Наверное, любовь все-таки существует. Мой отец любил маму, она страдала, когда пришла повестка, что отец пропал без вести. Я тоже любил родителей. Как вспомню о матери, худо становится, слезы наворачиваются. Я бы не знаю, что сделал, на какие бы жертвы пошел, лишь бы она осталась живой и с ней ничего не случилось. Это бесспорная любовь, но иная, чем любовь хотя бы к Гале. Я любил еще Родину. И ни минуты не задумываясь, пошел бы на любые пытки, лишь бы моей стране избежать страданий. И это совсем иная любовь, чем к женщине. Так почему же все эти важные и сложные чувства затолкали, как деньги, в один кошелек? Как-то их различать нужно, неужели не могли придумать специальных слов, чтобы четко отличать хотя бы в душе, что ты любишь, что ты подлюбливаешь, а что так себе, серединка-наполовинку, просто хочешь получить удовольствие. Хотя бы сокращали слово «любовь» на «люб», и то уже будет яснее. Полюб, в люб, залюб, разлюб, а для совсем маленьких страстишек должны быть и совсем короткие и убогонькие слова – влю, излю, просто лю или у лю-лю… Тогда бы то желание встретиться с Зинкой выглядело правдивым, понятным: я хочу с ней улю-лю. А с Галей… Не знаю. Может быть, полюб, а может быть, и полюбить по-настоящему. Но что это такое, что я хочу от нее и от себя?
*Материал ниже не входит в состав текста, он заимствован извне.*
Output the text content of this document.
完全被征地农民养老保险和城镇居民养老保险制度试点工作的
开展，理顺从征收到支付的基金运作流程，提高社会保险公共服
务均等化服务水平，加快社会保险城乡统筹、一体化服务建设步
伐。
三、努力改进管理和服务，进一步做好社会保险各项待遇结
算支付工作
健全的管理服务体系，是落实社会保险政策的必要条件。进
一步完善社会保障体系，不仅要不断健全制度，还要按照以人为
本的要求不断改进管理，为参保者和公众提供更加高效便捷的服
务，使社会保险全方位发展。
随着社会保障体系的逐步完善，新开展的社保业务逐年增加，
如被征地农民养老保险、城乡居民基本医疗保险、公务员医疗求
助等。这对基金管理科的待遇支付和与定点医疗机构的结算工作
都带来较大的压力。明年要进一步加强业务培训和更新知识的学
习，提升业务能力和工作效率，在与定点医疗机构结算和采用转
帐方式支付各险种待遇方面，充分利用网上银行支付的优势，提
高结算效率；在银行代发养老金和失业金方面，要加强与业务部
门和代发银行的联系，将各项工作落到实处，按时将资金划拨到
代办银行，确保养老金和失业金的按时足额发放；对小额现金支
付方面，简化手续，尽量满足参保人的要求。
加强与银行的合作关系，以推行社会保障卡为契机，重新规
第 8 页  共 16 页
Заснул я поздно. И мне снился бесстыжий, липкий сон. Я проснулся от гадливости к самому себе, мокрый, и захотелось побежать за город, найти гранату и оторвать себе голову. Я испугался и в то же время переполнился презрением и ненавистью к самому себе. Я не знал, что произошло со мной. И никто не мог мне объяснить это. Никто не мог сказать, что я стал юношей.
ГЛАВА ДЕСЯТАЯ,
в которой дружина получает боевое крещение.
Из второй бани нас выставили через неделю. Поступил приказ пустить помывочный пункт в эксплуатацию. Нас перебросили в особнячок на Селивановой горе. Гора катилась вниз, по ней когда-то зимой мчались санки с мальчишками. Правили они длинными шестами. Гора тянулась километра два, делала повороты, и санки катились почти до самой реки. По воскресеньям на горе толпились любители птиц. Буйствовал птичий базар. Продавали красногрудых зябликов, щеглов, соловьев. Мальчишки покупали голубей. Теперь гора осиротела, по ней катились самодельные коляски редких жителей. На колясках раскачивались бочки, плескалась вода – везли воду с реки.
Ремонт оказался несложным, два дня мы плотничали, потом связисты протянули телефон. Иногда звенел звонок. Старший сержант Зинченко подходил к деревянному ящику полевого телефона, разглаживал усы, снимал трубку и строго рапортовал:
– Номер сто десять на проводе.
После переговоров крутил ручку и требовал «отбой».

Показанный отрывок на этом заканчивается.